II. Input Vectors’ Creation Script
Requirements: ● 24 aligned work2vec Mp-time models ● Synonyms pickle file e.g. synonymsParty.pkl
To run:
- Define synonymsPath and folderPath and import synonyms pickle file and 24 MP-time models
- In create_input_vectors() initiate vectorFileName as the input vectors file name required. E.g. 'vectorsPartyTime.txt'
- Run all and download the generated vectors text file to use as input for faruqui’s code
III. Run Faruqui’s Python 3 modified code with input vectors file, synonyms file generated. Add synonyms.txt to lexicons folder, vectors.txt file to the main code folder.
The command would be something such as:
python retrofit.py -i vectorsParty.txt -l lexicons/synonymsParty.txt -n 10 -o out_vecParty.txt
“where, 'n' is an integer which specifies the number of iterations for which the optimization is to be performed. Usually n = 10 gives reasonable results.”
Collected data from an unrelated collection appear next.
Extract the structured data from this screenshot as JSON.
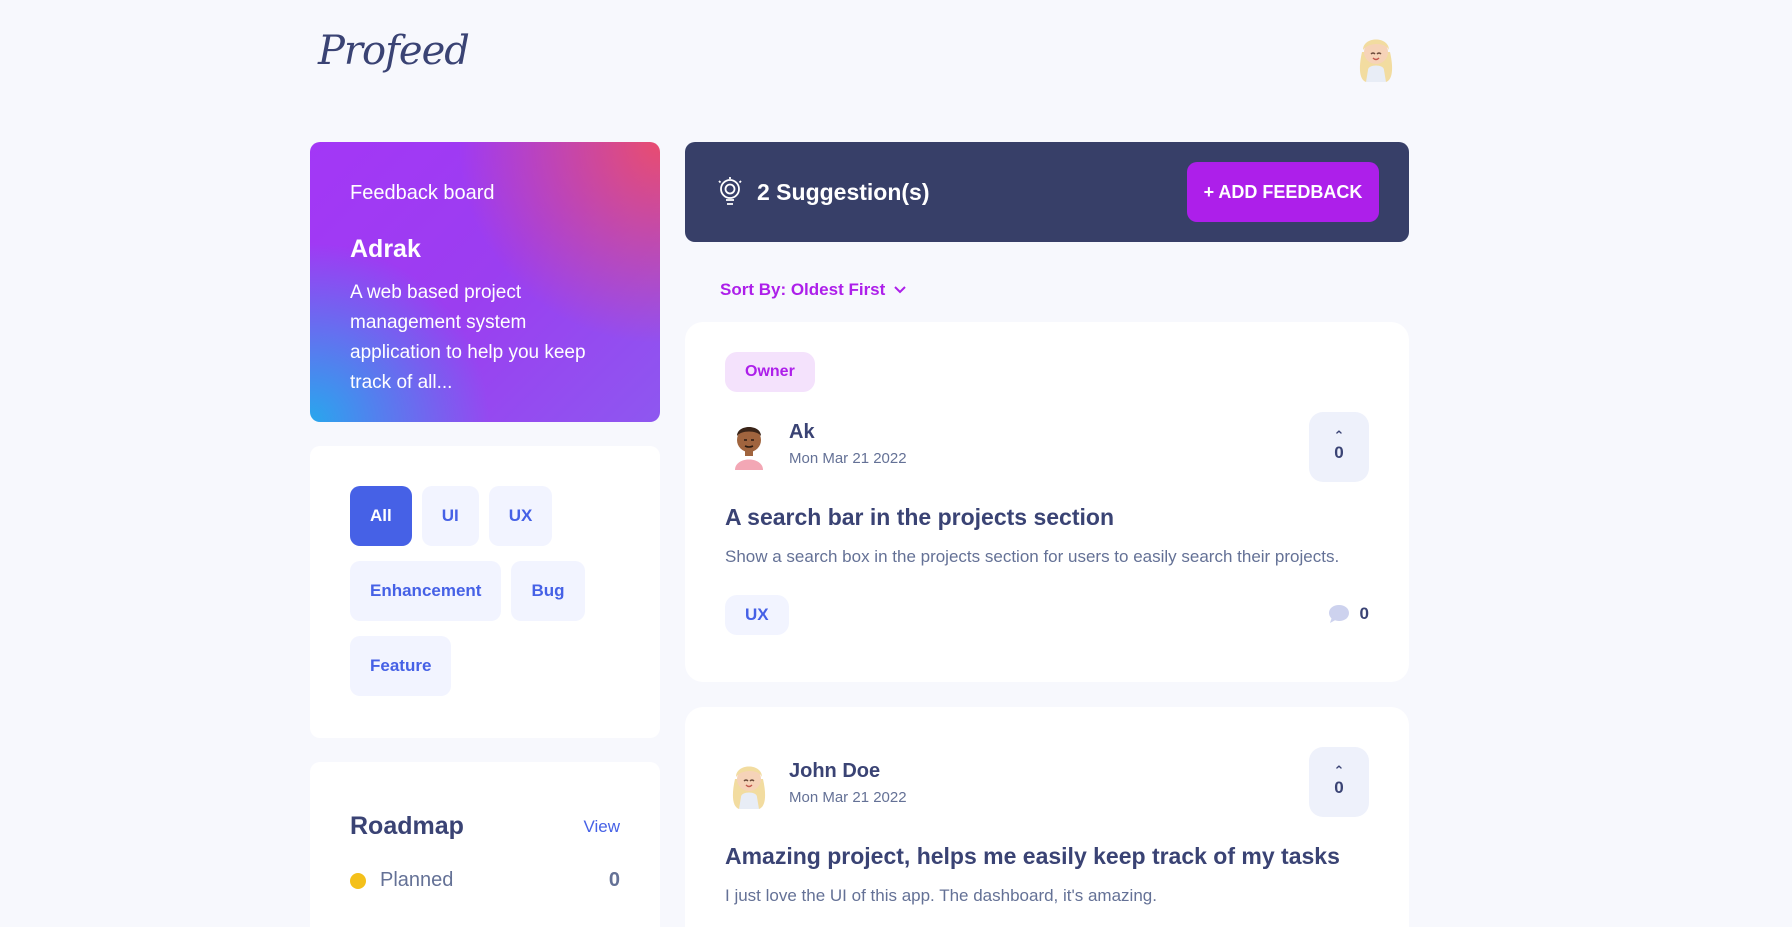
{
  "app": {
    "logo": "Profeed"
  },
  "board": {
    "label": "Feedback board",
    "title": "Adrak",
    "description": "A web based project management system application to help you keep track of all..."
  },
  "filters": [
    "All",
    "UI",
    "UX",
    "Enhancement",
    "Bug",
    "Feature"
  ],
  "active_filter": "All",
  "roadmap": {
    "title": "Roadmap",
    "view_label": "View",
    "items": [
      {
        "label": "Planned",
        "count": "0",
        "color": "#f4c01a"
      }
    ]
  },
  "suggestions": {
    "count_label": "2 Suggestion(s)",
    "add_label": "+ ADD FEEDBACK"
  },
  "sort": {
    "label": "Sort By: Oldest First"
  },
  "feedback": [
    {
      "badge": "Owner",
      "author": "Ak",
      "date": "Mon Mar 21 2022",
      "upvotes": "0",
      "title": "A search bar in the projects section",
      "description": "Show a search box in the projects section for users to easily search their projects.",
      "tag": "UX",
      "comments": "0"
    },
    {
      "author": "John Doe",
      "date": "Mon Mar 21 2022",
      "upvotes": "0",
      "title": "Amazing project, helps me easily keep track of my tasks",
      "description": "I just love the UI of this app. The dashboard, it's amazing."
    }
  ],
  "colors": {
    "accent": "#ad1fea",
    "blue": "#4661e6",
    "navy": "#373f68"
  }
}
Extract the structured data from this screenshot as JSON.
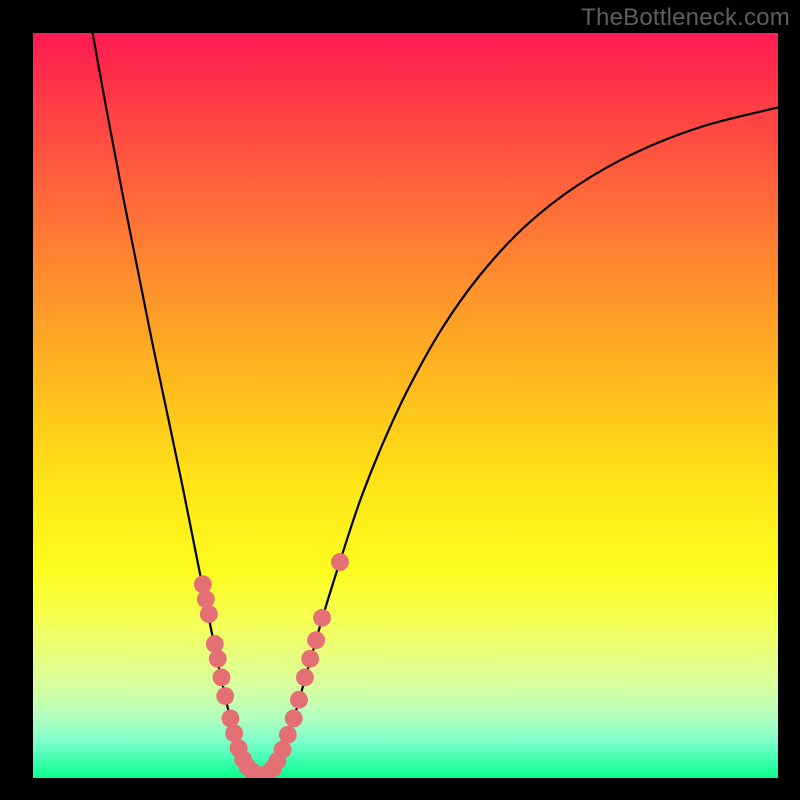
{
  "watermark": "TheBottleneck.com",
  "chart_data": {
    "type": "line",
    "title": "",
    "xlabel": "",
    "ylabel": "",
    "xlim": [
      0,
      100
    ],
    "ylim": [
      0,
      100
    ],
    "grid": false,
    "series": [
      {
        "name": "curve",
        "style": "smooth-line",
        "color": "#000000",
        "points": [
          {
            "x": 8.0,
            "y": 100.0
          },
          {
            "x": 10.0,
            "y": 89.0
          },
          {
            "x": 12.0,
            "y": 78.5
          },
          {
            "x": 14.0,
            "y": 68.5
          },
          {
            "x": 16.0,
            "y": 58.5
          },
          {
            "x": 18.0,
            "y": 49.0
          },
          {
            "x": 20.0,
            "y": 39.5
          },
          {
            "x": 21.5,
            "y": 32.0
          },
          {
            "x": 23.0,
            "y": 24.5
          },
          {
            "x": 24.5,
            "y": 17.0
          },
          {
            "x": 26.0,
            "y": 10.0
          },
          {
            "x": 27.5,
            "y": 4.5
          },
          {
            "x": 29.0,
            "y": 1.5
          },
          {
            "x": 30.0,
            "y": 0.5
          },
          {
            "x": 31.0,
            "y": 0.3
          },
          {
            "x": 32.0,
            "y": 1.0
          },
          {
            "x": 33.5,
            "y": 3.5
          },
          {
            "x": 35.0,
            "y": 8.0
          },
          {
            "x": 37.0,
            "y": 15.0
          },
          {
            "x": 39.0,
            "y": 22.0
          },
          {
            "x": 41.5,
            "y": 30.0
          },
          {
            "x": 44.0,
            "y": 37.5
          },
          {
            "x": 47.0,
            "y": 45.0
          },
          {
            "x": 50.5,
            "y": 52.5
          },
          {
            "x": 55.0,
            "y": 60.5
          },
          {
            "x": 60.0,
            "y": 67.5
          },
          {
            "x": 66.0,
            "y": 74.0
          },
          {
            "x": 73.0,
            "y": 79.5
          },
          {
            "x": 81.0,
            "y": 84.0
          },
          {
            "x": 90.0,
            "y": 87.5
          },
          {
            "x": 100.0,
            "y": 90.0
          }
        ]
      },
      {
        "name": "markers",
        "style": "scatter",
        "color": "#e46f74",
        "radius": 1.2,
        "points": [
          {
            "x": 22.8,
            "y": 26.0
          },
          {
            "x": 23.2,
            "y": 24.0
          },
          {
            "x": 23.6,
            "y": 22.0
          },
          {
            "x": 24.4,
            "y": 18.0
          },
          {
            "x": 24.8,
            "y": 16.0
          },
          {
            "x": 25.3,
            "y": 13.5
          },
          {
            "x": 25.8,
            "y": 11.0
          },
          {
            "x": 26.5,
            "y": 8.0
          },
          {
            "x": 27.0,
            "y": 6.0
          },
          {
            "x": 27.6,
            "y": 4.0
          },
          {
            "x": 28.2,
            "y": 2.5
          },
          {
            "x": 28.8,
            "y": 1.5
          },
          {
            "x": 29.5,
            "y": 0.8
          },
          {
            "x": 30.2,
            "y": 0.4
          },
          {
            "x": 30.8,
            "y": 0.3
          },
          {
            "x": 31.5,
            "y": 0.6
          },
          {
            "x": 32.2,
            "y": 1.3
          },
          {
            "x": 32.8,
            "y": 2.3
          },
          {
            "x": 33.5,
            "y": 3.8
          },
          {
            "x": 34.2,
            "y": 5.8
          },
          {
            "x": 35.0,
            "y": 8.0
          },
          {
            "x": 35.7,
            "y": 10.5
          },
          {
            "x": 36.5,
            "y": 13.5
          },
          {
            "x": 37.2,
            "y": 16.0
          },
          {
            "x": 38.0,
            "y": 18.5
          },
          {
            "x": 38.8,
            "y": 21.5
          },
          {
            "x": 41.2,
            "y": 29.0
          }
        ]
      }
    ]
  }
}
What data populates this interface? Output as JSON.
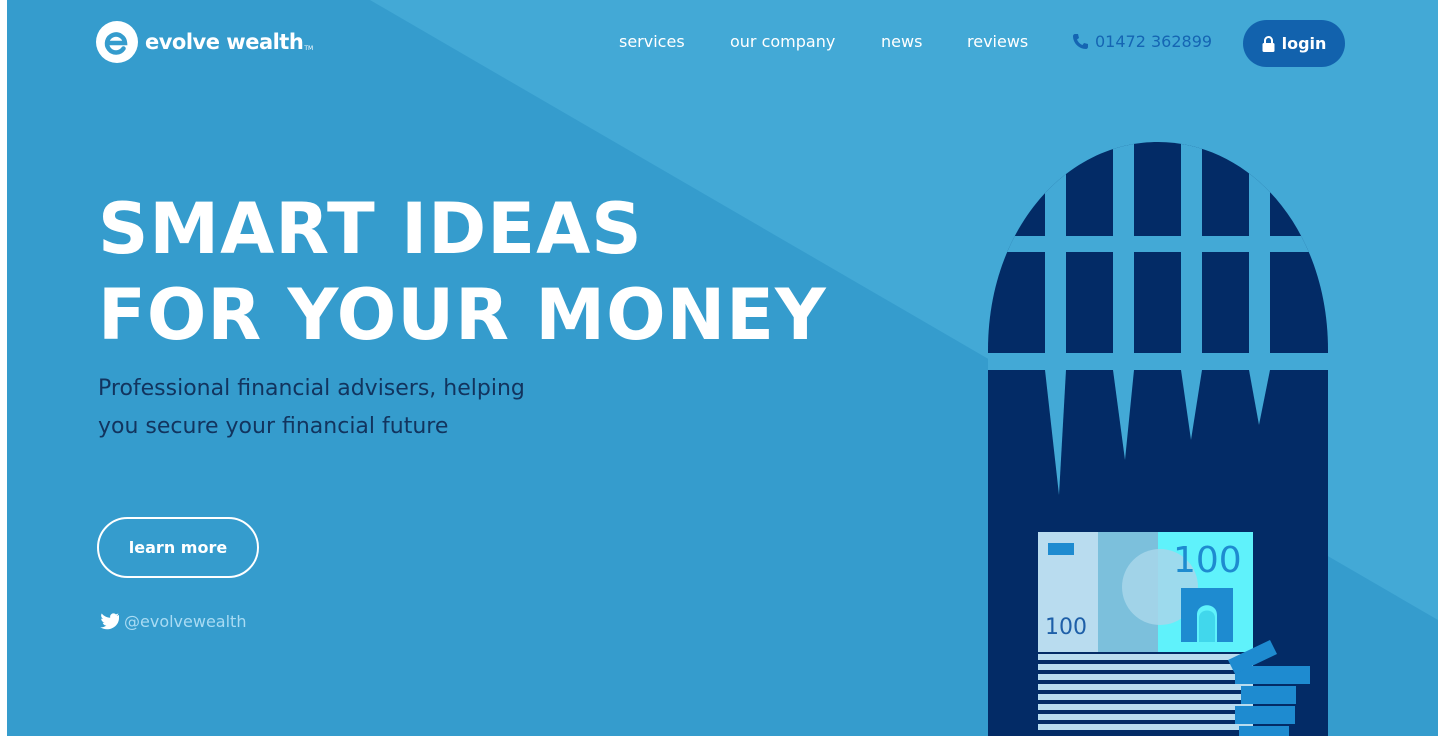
{
  "brand": {
    "name": "evolve wealth",
    "tm": "TM"
  },
  "nav": {
    "links": [
      {
        "label": "services"
      },
      {
        "label": "our company"
      },
      {
        "label": "news"
      },
      {
        "label": "reviews"
      }
    ],
    "phone": "01472 362899",
    "login_label": "login"
  },
  "hero": {
    "title_line1": "SMART IDEAS",
    "title_line2": "FOR YOUR MONEY",
    "subtitle": "Professional financial advisers, helping you secure your financial future",
    "cta_label": "learn more",
    "twitter_handle": "@evolvewealth"
  },
  "illustration": {
    "note_value": "100",
    "note_value_small": "100"
  },
  "colors": {
    "background": "#3aa0d1",
    "background_light": "#43a9d6",
    "navy": "#032b66",
    "login_button": "#1262ad",
    "phone_text": "#1565b3",
    "subtitle_text": "#12345e"
  },
  "icons": {
    "logo": "evolve-logo-icon",
    "phone": "phone-icon",
    "login": "lock-icon",
    "twitter": "twitter-icon"
  }
}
IV. Read Retrofitted vectors, find cosine similarity & run ML
Requirements: ● 24 aligned work2vec Mp-time models ● Synonyms pickle file e.g. synonymsParty.pkl
To run:
- Define synonymsPath and folderPath and import synonyms pickle file and 24 MP-time models
- Define retrofittingFactor as ‘party’ / ‘party-time’ etc
Although the 3 scripts have been modified to work for different basis for retrofitting, such as retrofitting using the same party, or considering the same party and time, the result generation doesn’t generate the table for ALL factors automatically. The sci-kit learn to make these scores is somehow failing to run when provided with a different retrofittingBasis in the same execution. Once in many attempts, it worked, but mostly it’s not working and will probably have to be done once for a factor per notebook-session. The result can be exported as a pickle file and then the script can be run for a different retrofitting factor.